Cardinal Luçon dans son Journal de la Guerre 1914-1918, éd. Travaux de l’Académie Nationale de Reims

Eugène Chausson

15/1 Vendredi. Même temps et toujours violente canonnade dans la même direction. A 4 h du soir la canonnade se fait intensive, très forte dans la direction de Soissons et autour de Reims. Très peu de choses dans la journée. Nuit assez calme.
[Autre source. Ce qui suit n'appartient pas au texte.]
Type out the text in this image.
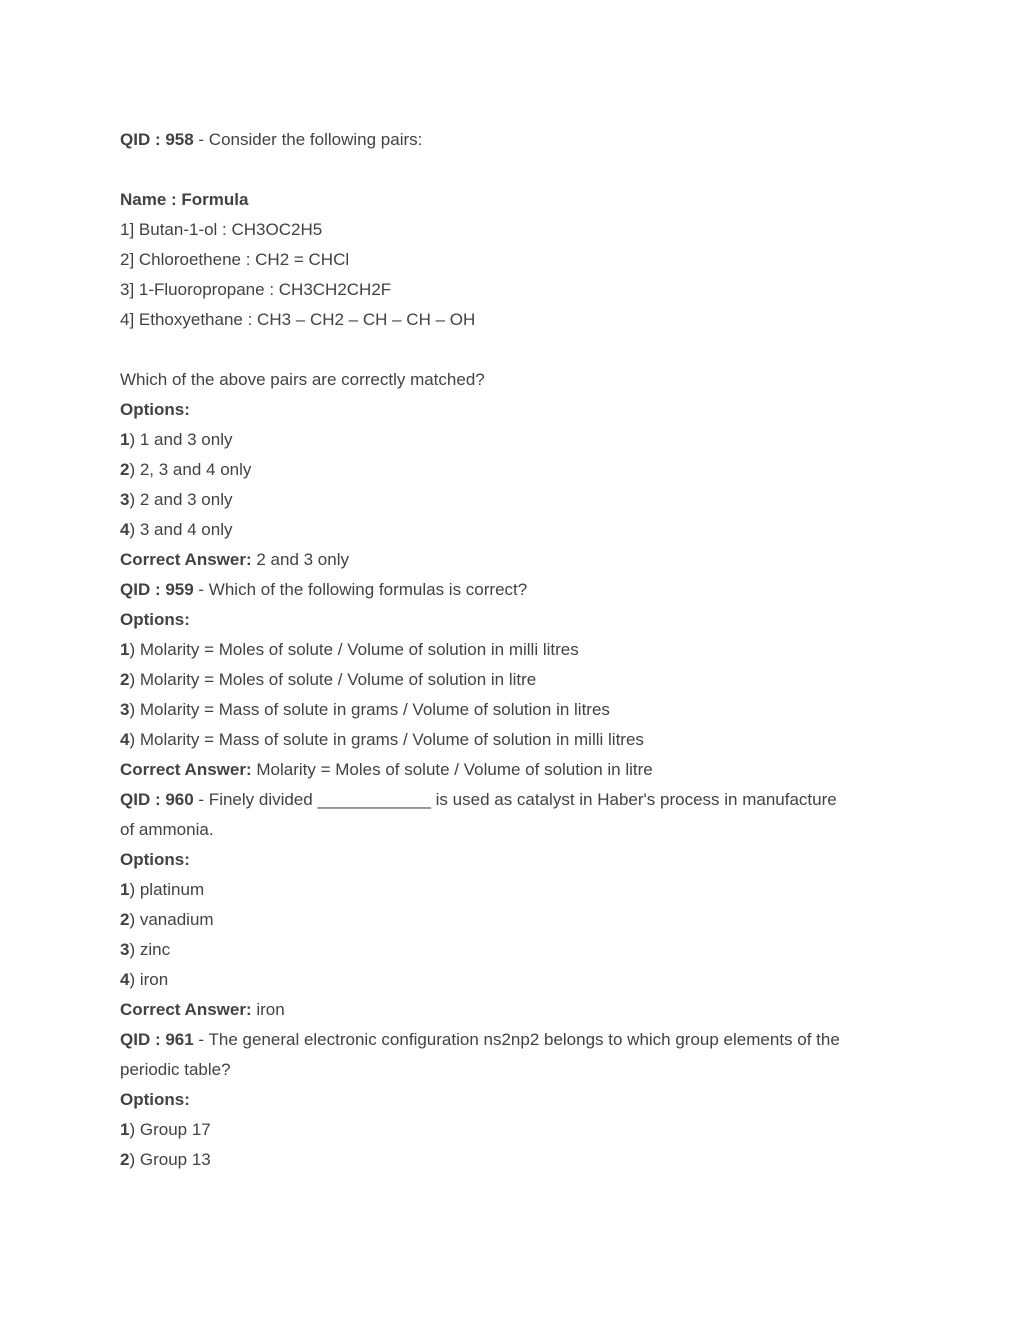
QID : 958 - Consider the following pairs:

Name : Formula

1] Butan-1-ol : CH3OC2H5

2] Chloroethene : CH2 = CHCl

3] 1-Fluoropropane : CH3CH2CH2F

4] Ethoxyethane : CH3 – CH2 – CH – CH – OH

Which of the above pairs are correctly matched?

Options:

1) 1 and 3 only

2) 2, 3 and 4 only

3) 2 and 3 only

4) 3 and 4 only

Correct Answer: 2 and 3 only

QID : 959 - Which of the following formulas is correct?

Options:

1) Molarity = Moles of solute / Volume of solution in milli litres

2) Molarity = Moles of solute / Volume of solution in litre

3) Molarity = Mass of solute in grams / Volume of solution in litres

4) Molarity = Mass of solute in grams / Volume of solution in milli litres

Correct Answer: Molarity = Moles of solute / Volume of solution in litre

QID : 960 - Finely divided ____________ is used as catalyst in Haber's process in manufacture

of ammonia.

Options:

1) platinum

2) vanadium

3) zinc

4) iron

Correct Answer: iron

QID : 961 - The general electronic configuration ns2np2 belongs to which group elements of the

periodic table?

Options:

1) Group 17

2) Group 13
Carnet d'Eugène Chausson durant la guerre de 1914-1918

Voir ce beau carnet sur le site de sa petite-fille Marie-Lise Rochoy


Muizon, sur la route de Soissons
Muizon, sur la route de Soissons

Vendredi 15 janvier

L’affaire de Crouy a été très chaude. Les Allemands qui avaient fait venir de gros renforts, n’ont pu nous arrêter à gauche, ni nous enlever nos positions au centre, mais à droite, devant Vregny, nous avons dû céder du terrain. Comme la crue de l’Aisne avait emporté des ponts et des passerelles, et qu’ainsi les communications entre nos troupes pouvaient être rompues, le commandement, entre Crouy et Missy, a ramené nos effectifs sur la rive gauche. De part et d’autre, les prisonniers ont été assez nombreux : ceux que nous avons faits appartenaient à sept régiments différents. On estime, au surplus, que cette affaire n’a qu’une valeur locale et ne peut influer sur l’ensemble des opérations.
En Flandre, les troupes belges ont fait sauter à Struyvakenskerke, une ferme qui servait de dépôt de munitions à l’ennemi. Dans la région de Lens, notre artillerie a procédé à un bombardement efficace. Près de Roye, nous avons bouleversé des tranchées allemandes; en Champagne, nous continuons à désorganiser ou à prendre des tranchées, spécialement autour de Perthes.
Des sous-marins ont paru devant Douvres. Mais canonnés vigoureusement, ils ont plongé et abandonné leur entreprise.
Un aviateur anglais a jeté des bombes sur les positions allemandes d’Anvers.
La presse européenne commente abondamment le départ du comte Berchtold et son remplacement par le baron Burian, mais les interprétations de cet incident sont des plus contradictoires.